Despite the bank’s efforts to answer the accusations of violations of bank confidentiality laws and money-laundering laws, the department fined it US$180 million.
In Taiwan, in the seven years since the Money Laundering Control Act (洗錢防制法) was implemented on June 10, 2009, what exactly has it achieved? How much have individuals or companies been fined for breaches of the law or for money laundering? Why were Mega Bank’s transgressions discovered by US authorities, while the authorities here in Taiwan had to be informed of the problems?
One does have to ask, if a similar case occurred in Taiwan and it fell to the local authorities to handle it, would they be able to get the perpetrators to admit guilt? And how much would the miscreants have been fined?
A major spill at a Formosa Ha Tinh Steel Corp plant in Vietnam caused a mass fish kill along the nearby coast, triggering major protests that lasted for weeks. Despite the company’s protestations of innocence and insistence that the disaster had not been caused by the plant’s waste effluent, its account was not accepted by the Vietnamese government and in June it was fined US$500 million to compensate those affected.
The Vietnamese authorities subsequently discovered a large amount of waste illegally buried on a farm in Ha Tinh Province. Formosa Ha Tinh tried to blame a local contractor, whom it said failed to process the waste according to regulations. Yet it is facing a significant fine.
In Taiwan, Formosa Plastics Group’s naphtha cracker complex in Yunlin County’s Mailiao Township (麥寮) has allegedly given rise to an extremely high incidence of cancer in nearby residents, as well as a dying-off of farmed oysters, but there has been no compensation because of the difficulty in establishing the link between pollution and cancer.
There is a precedent to this. In 2002, 8,238 tonnes of mercury-contaminated sludge was found illegally buried in Pingtung County’s Chihshanyan (赤山巖) and the waste handler, Yuntai, admitted that it was of the same kind of waste that it had transported from Formosa Plastics.
Not only did the government fail to secure compensation from Formosa Plastics in the case, it even lost a further NT$150 million commissioning the company’s petrochemical plant in what was then-Kaohsiung County’s Renwu (仁武) to process the waste, a plan that was only abandoned when Renwu residents protested.
Taiwan is an orphaned state, plagued with all kinds of problems. One of these is procuring military weapons.
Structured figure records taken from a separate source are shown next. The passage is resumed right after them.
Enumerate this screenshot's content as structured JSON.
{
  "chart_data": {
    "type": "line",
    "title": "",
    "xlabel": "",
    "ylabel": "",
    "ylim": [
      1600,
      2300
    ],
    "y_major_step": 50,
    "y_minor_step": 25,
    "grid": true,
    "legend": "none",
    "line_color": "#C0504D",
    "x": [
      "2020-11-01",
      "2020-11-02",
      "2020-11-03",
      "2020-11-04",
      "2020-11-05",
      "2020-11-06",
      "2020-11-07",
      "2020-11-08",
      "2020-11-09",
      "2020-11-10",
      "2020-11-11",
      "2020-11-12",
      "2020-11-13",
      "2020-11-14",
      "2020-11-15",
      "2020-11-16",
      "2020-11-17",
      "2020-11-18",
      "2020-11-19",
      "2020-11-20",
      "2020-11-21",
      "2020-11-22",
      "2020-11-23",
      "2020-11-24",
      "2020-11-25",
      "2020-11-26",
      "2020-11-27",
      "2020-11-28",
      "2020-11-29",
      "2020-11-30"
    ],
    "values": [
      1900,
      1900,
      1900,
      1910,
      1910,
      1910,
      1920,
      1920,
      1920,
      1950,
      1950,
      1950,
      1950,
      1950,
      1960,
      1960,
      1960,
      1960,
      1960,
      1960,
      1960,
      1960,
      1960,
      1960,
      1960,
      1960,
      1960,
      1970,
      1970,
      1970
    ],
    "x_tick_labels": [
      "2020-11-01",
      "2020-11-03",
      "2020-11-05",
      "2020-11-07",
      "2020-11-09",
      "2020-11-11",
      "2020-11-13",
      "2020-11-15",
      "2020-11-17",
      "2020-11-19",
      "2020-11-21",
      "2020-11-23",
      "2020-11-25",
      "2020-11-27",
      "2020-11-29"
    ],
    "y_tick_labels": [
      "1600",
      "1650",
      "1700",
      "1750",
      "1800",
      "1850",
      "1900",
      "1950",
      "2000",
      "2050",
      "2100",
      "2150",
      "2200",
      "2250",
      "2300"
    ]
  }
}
For example, it costs our government more than five times what Australia and Singapore pay to buy minesweepers, which is surely difficult to justify.
The Lafayette frigate bribery scandal was a real eye-opener for many Taiwanese, too: Not only did both sides of the deal receive kickbacks for the purchase, but even China, a third party, received a cut.
In France, the money disappeared into undisclosed pockets. In China, the bribes evaporated into thin air. In Taiwan, several of the people involved in the scandal came to a sticky end, either being murdered or committing suicide. The only people caught were the dealers.
Then there was the political assassination of US-based journalist and author Henry Liu (劉宜良), known by his pen name, Chiang Nan (江南). Not one of the perpetrators evaded the US authorities, not even the mastermind acting behind the scenes.
And then there is Taiwan. We are still waiting for the murders of democracy activist Lin I-hsiung’s (林義雄) mother and twin daughters, and of Chen Wen-chen (陳文成), to be solved. It has been about 35 years since those killings.
Do not hold your breath.
Money laundering, pollution, military procurement bribery and political assassinations: Why is it that foreign governments can get to the bottom of these crimes, and our own government cannot?
Chang Kuo-tsai is a retired associate professor of National Hsinchu University of Education and a former deputy secretary-general of the Taiwan Association of University Professors.